Artwork depicting various colorful objects and Dollar General placards.

Mono-Poly-Dollar is an award-winning design and research studio

This semester, students at SARUP and collaborating with the University of New Mexico through Mono-Poly-Dollar, an interdisciplinary research and design studio that positions Dollar General Corp (DG), the largest and most influential of the American dollar store triumvirate—Family Dollar, Dollar Tree, and Dollar General—as an existing but untapped infrastructure through which we might imagine bold futures for the relationships between architecture, climate, economics, and culture. 

Mono-Poly-Dollar was selected as a winner of the 2022 Course Development Prize in Architecture, Climate Change, and Society by the Association of Collegiate Schools of Architecture (ACSA) and Columbia University’s Temple Hoyne Buell Center for the Study of American Architecture! The winning studio proposal by 2020-2021 SARUP Fellows Lindsey Krug and Sarah Aziz is being taught this semester concurrently here at UWM by Assistant Professor Krug and at the University of New Mexico (UNM) by Assistant Professor Aziz.

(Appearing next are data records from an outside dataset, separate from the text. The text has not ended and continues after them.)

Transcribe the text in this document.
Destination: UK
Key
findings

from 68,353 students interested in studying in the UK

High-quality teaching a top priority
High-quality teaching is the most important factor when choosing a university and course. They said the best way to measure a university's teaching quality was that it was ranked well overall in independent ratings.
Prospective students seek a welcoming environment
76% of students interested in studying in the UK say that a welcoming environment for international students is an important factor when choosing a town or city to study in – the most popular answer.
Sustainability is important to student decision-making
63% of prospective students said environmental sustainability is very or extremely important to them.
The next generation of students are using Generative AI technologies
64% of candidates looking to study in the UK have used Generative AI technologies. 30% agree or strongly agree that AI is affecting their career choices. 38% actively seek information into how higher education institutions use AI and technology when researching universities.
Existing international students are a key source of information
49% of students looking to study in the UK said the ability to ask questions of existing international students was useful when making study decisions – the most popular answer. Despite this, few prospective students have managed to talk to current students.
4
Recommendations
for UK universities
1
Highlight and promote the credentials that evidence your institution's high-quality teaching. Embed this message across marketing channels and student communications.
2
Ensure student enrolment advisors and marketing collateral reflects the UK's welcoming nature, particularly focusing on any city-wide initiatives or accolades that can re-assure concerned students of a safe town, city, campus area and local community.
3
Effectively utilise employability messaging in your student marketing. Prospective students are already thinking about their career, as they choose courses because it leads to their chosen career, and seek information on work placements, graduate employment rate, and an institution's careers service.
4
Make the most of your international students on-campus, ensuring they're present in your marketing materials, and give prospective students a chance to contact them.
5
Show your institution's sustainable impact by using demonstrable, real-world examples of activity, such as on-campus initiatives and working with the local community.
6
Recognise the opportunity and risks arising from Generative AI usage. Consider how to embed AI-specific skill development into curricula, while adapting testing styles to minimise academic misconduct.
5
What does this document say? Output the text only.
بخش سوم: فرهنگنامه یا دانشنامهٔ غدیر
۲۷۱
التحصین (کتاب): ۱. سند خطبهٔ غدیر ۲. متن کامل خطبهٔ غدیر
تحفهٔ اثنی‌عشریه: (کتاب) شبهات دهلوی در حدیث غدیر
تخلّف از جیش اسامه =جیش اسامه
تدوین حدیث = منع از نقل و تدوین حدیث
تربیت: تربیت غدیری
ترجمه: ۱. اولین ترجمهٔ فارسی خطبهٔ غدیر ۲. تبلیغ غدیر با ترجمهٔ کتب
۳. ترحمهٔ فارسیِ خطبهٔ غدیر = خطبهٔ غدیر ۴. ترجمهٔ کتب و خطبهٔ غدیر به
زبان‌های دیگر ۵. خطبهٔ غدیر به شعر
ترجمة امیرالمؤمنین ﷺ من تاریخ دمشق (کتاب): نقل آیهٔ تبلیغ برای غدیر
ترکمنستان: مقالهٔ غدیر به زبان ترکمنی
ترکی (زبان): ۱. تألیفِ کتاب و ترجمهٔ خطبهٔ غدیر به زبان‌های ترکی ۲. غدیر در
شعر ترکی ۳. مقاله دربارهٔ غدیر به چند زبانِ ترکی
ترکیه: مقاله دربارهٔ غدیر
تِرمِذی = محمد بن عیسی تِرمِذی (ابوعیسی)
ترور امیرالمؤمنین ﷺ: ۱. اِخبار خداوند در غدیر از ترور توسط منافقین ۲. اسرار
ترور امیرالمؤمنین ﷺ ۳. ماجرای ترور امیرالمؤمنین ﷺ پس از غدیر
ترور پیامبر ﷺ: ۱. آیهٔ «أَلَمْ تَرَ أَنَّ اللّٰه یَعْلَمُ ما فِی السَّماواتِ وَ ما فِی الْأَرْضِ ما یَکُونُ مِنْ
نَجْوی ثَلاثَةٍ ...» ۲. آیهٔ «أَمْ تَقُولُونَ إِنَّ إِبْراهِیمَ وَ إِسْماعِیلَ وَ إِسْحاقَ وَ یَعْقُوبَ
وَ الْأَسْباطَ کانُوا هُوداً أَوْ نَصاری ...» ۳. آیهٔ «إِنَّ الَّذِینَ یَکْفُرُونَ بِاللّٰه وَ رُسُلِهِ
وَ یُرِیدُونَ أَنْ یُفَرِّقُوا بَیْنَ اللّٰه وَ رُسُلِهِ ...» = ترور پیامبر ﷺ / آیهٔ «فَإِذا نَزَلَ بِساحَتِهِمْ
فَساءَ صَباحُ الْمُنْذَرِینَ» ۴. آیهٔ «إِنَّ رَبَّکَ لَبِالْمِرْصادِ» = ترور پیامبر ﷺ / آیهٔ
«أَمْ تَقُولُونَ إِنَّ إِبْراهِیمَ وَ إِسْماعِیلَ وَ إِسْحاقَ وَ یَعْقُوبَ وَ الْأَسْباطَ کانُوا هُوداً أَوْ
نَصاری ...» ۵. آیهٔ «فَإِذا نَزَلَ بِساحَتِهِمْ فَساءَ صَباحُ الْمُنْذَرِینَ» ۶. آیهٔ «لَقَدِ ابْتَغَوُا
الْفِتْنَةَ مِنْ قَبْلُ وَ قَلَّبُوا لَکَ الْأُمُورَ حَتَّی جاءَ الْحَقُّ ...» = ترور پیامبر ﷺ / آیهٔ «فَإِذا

The course asks students to re-imagine the architectural canon, challenge their existing value systems, and use the local and familiar as catalysts for change. After visiting a cross-section of the 19,400+ DG stores and distribution centers across the country students will form socio-spatial positions to highlight the understudied small-box vernacular typology as a weapon of discourse and agent of climate activism.

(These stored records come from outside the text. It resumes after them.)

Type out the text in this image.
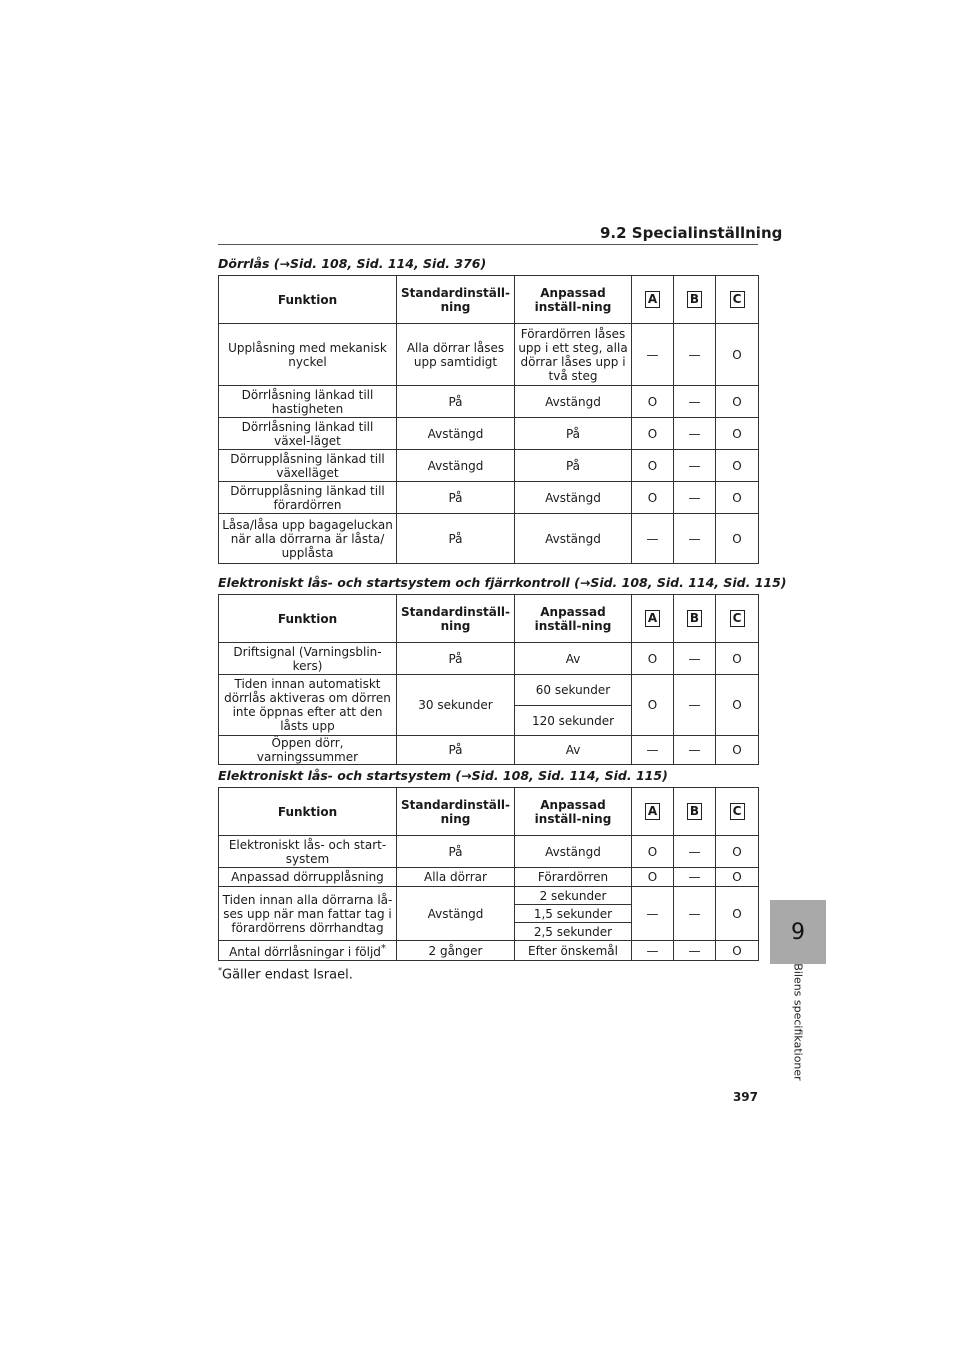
9.2 Specialinställning
Dörrlås (→Sid. 108, Sid. 114, Sid. 376)
Funktion	Standardinställ-ning	Anpassad inställ-ning	A	B	C
Upplåsning med mekanisk nyckel	Alla dörrar låses upp samtidigt	Förardörren låses upp i ett steg, alla dörrar låses upp i två steg	—	—	O
Dörrlåsning länkad till hastigheten	På	Avstängd	O	—	O
Dörrlåsning länkad till växel-läget	Avstängd	På	O	—	O
Dörrupplåsning länkad till växelläget	Avstängd	På	O	—	O
Dörrupplåsning länkad till förardörren	På	Avstängd	O	—	O
Låsa/låsa upp bagageluckan när alla dörrarna är låsta/ upplåsta	På	Avstängd	—	—	O
Elektroniskt lås- och startsystem och fjärrkontroll (→Sid. 108, Sid. 114, Sid. 115)
Funktion	Standardinställ-ning	Anpassad inställ-ning	A	B	C
Driftsignal (Varningsblin-kers)	På	Av	O	—	O
Tiden innan automatiskt dörrlås aktiveras om dörren inte öppnas efter att den låsts upp	30 sekunder	60 sekunder	O	—	O
		120 sekunder			
Öppen dörr, varningssummer	På	Av	—	—	O
Elektroniskt lås- och startsystem (→Sid. 108, Sid. 114, Sid. 115)
Funktion	Standardinställ-ning	Anpassad inställ-ning	A	B	C
Elektroniskt lås- och start-system	På	Avstängd	O	—	O
Anpassad dörrupplåsning	Alla dörrar	Förardörren	O	—	O
Tiden innan alla dörrarna lå-ses upp när man fattar tag i förardörrens dörrhandtag	Avstängd	2 sekunder	—	—	O
		1,5 sekunder			
		2,5 sekunder			
Antal dörrlåsningar i följd*	2 gånger	Efter önskemål	—	—	O
*Gäller endast Israel.
9
Bilens specifikationer
397
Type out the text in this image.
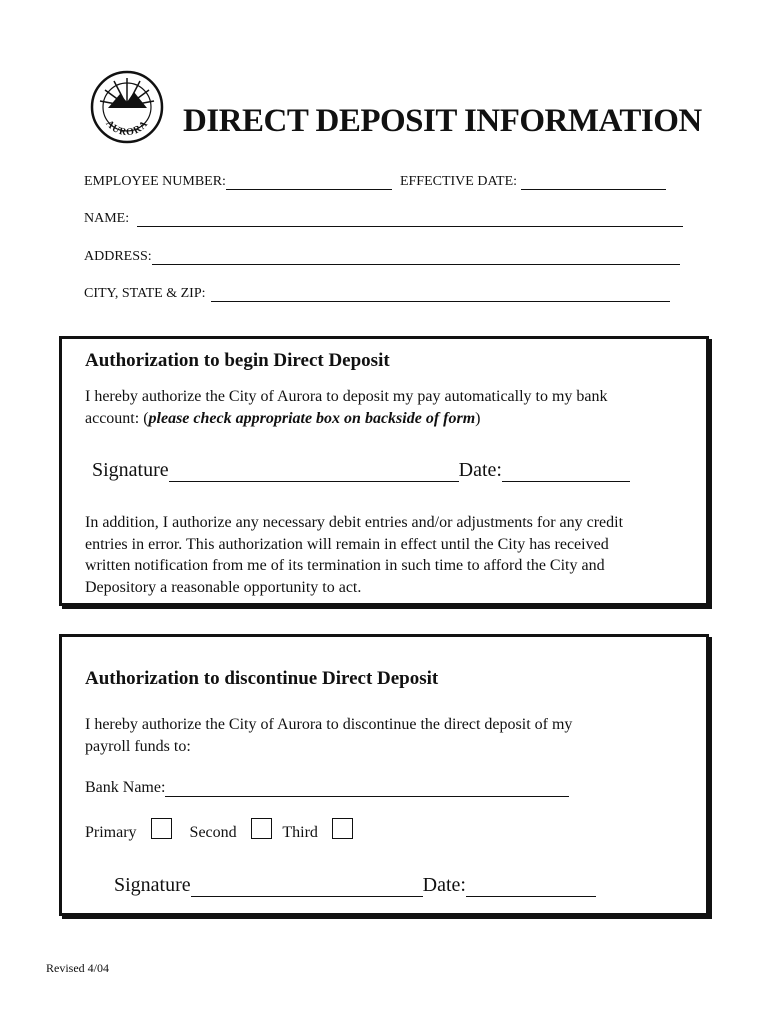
AURORA DIRECT DEPOSIT INFORMATION
EMPLOYEE NUMBER:	EFFECTIVE DATE:
NAME:
ADDRESS:
CITY, STATE & ZIP:
Authorization to begin Direct Deposit
I hereby authorize the City of Aurora to deposit my pay automatically to my bank
account: (please check appropriate box on backside of form)
Signature	Date:
In addition, I authorize any necessary debit entries and/or adjustments for any credit
entries in error. This authorization will remain in effect until the City has received
written notification from me of its termination in such time to afford the City and
Depository a reasonable opportunity to act.
Authorization to discontinue Direct Deposit
I hereby authorize the City of Aurora to discontinue the direct deposit of my
payroll funds to:
Bank Name:
Primary	Second	Third
Signature	Date:
Revised 4/04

Given its geographic scope, even a small shift in the invasive dollar store’s response to the climate crisis can have a large impact. By critiquing the organization’s commercial, agricultural, and architectural strategies, students will explore how small-box architecture has the potential to create new design regimes to respond to 21st century questions of climate change, equity, and sociality, and propose ways DG can begin to provide antidotes to the silent crises they contribute to.